I did promise you a happy ending, so here it is: Heracles arrives to stay with Admetus. There’s a brief confusion when he doesn’t know that Alcestis has died, because Admetus has ordered his slaves not to mention it. Finally, one of them gives it up and Heracles bounds into action. He hastens to Alcestis’ tomb and wrestles with Death, returning with a veiled, silent woman. After some resistance, Admetus accepts that his wife has been returned to him. That Heracles – who, we must remember, will be another surviving visitor to the Underworld, just like Orpheus – has brought back Alcestis. But she cannot speak for three days. She belongs to the gods of Hades until she undergoes a ritual purification.
So how might this story, of a woman who dies to save her husband’s life, influence the story of Eurydice? It is our first reference to the Underworld narrative, although she isn’t named. When Admetus is responding to Alcestis’ big speech (the one where she makes him promise he won’t remarry), he builds to a climax of sorrow at her imminent loss. If I had the voice and the songs of Orpheus,21 he says, if I could charm Persephone and her husband, I would go down and seize you from Hades. And the guard dog wouldn’t hold me back, and nor would the ferryman, until I’d brought you into the light again. But I can’t do that, so I’ll be with you when I die.
It’s an interesting example for Admetus to choose, given that Orpheus is ultimately unsuccessful in his attempt to reclaim Eurydice. Presumably, even though this is the earliest version of the story that we can be sure of, Euripides’ audience would have been familiar with it from sources which are lost to us: Admetus does a recap of the important bits, but it sounds like he’s mentioning an example he thinks we’d all recognize, rather than telling us a story we haven’t heard before.

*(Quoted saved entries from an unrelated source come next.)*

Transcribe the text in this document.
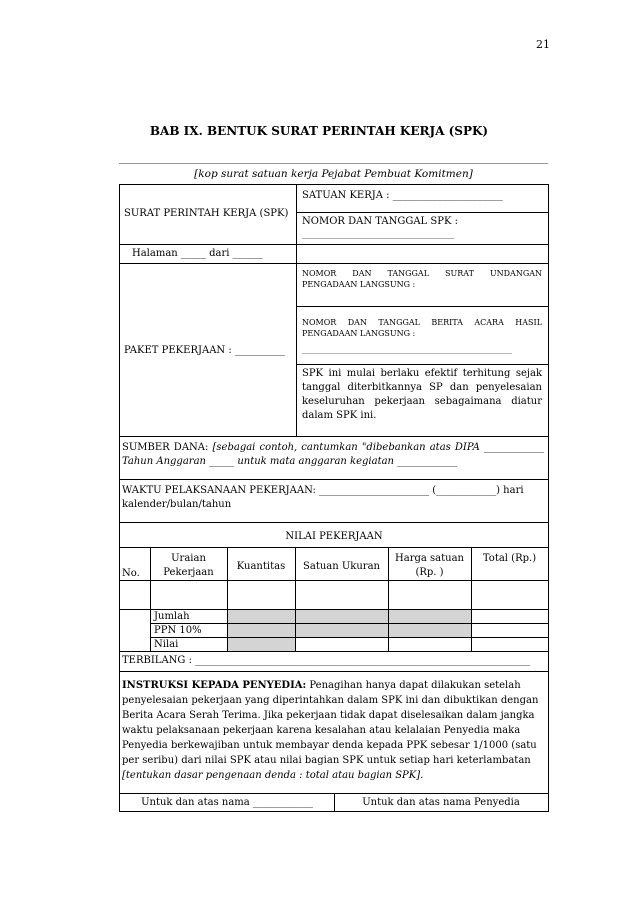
21
BAB IX. BENTUK SURAT PERINTAH KERJA (SPK)
[kop surat satuan kerja Pejabat Pembuat Komitmen]
SURAT PERINTAH KERJA (SPK)
SATUAN KERJA : ______________________
NOMOR DAN TANGGAL SPK :
______________________________________
Halaman _____ dari ______
PAKET PEKERJAAN : __________
NOMOR DAN TANGGAL SURAT UNDANGAN PENGADAAN LANGSUNG :
NOMOR DAN TANGGAL BERITA ACARA HASIL PENGADAAN LANGSUNG :
____________________________________________________________
SPK ini mulai berlaku efektif terhitung sejak tanggal diterbitkannya SP dan penyelesaian keseluruhan pekerjaan sebagaimana diatur dalam SPK ini.
SUMBER DANA: [sebagai contoh, cantumkan "dibebankan atas DIPA ____________ Tahun Anggaran _____ untuk mata anggaran kegiatan ____________
WAKTU PELAKSANAAN PEKERJAAN: ______________________ (____________) hari
kalender/bulan/tahun
NILAI PEKERJAAN
No.
Uraian Pekerjaan
Kuantitas	Satuan Ukuran
Harga satuan (Rp. )
Total (Rp.)
Jumlah
PPN 10%
Nilai
TERBILANG : ___________________________________________________________________
INSTRUKSI KEPADA PENYEDIA: Penagihan hanya dapat dilakukan setelah penyelesaian pekerjaan yang diperintahkan dalam SPK ini dan dibuktikan dengan Berita Acara Serah Terima. Jika pekerjaan tidak dapat diselesaikan dalam jangka waktu pelaksanaan pekerjaan karena kesalahan atau kelalaian Penyedia maka Penyedia berkewajiban untuk membayar denda kepada PPK sebesar 1/1000 (satu per seribu) dari nilai SPK atau nilai bagian SPK untuk setiap hari keterlambatan [tentukan dasar pengenaan denda : total atau bagian SPK].
Untuk dan atas nama ____________	Untuk dan atas nama Penyedia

The play has a happy ending precisely because Heracles can do what Orpheus cannot: successfully retrieve a young woman from the greedy maw of Death. And surely that’s because Heracles isn’t trying to reclaim someone he loves. He seems to have feelings of warm friendship towards both Admetus and Alcestis, but she’s not his heart’s desire, in the way Eurydice is for Orpheus. Even if Heracles were not such a strongman (who can wrestle Death and come off the winner), and even if he had been later setting out to chase after Alcestis (he catches her at her tomb rather than having to make an actual trip to the Underworld as he will in his final labour: the abduction of Cerberus), he would still stand a better chance of reclaiming Alcestis than Orpheus does of reclaiming Eurydice. Imagine if Heracles had been ordered to walk out of the Underworld and not look back: he would have been fine. He doesn’t have the strength of emotion that Orpheus has, so he doesn’t have the destructive anxiety that accompanies it. He is a man who can stroll down to the Underworld to steal a novelty dog. This isn’t a hero who will be tormented by fear of loss.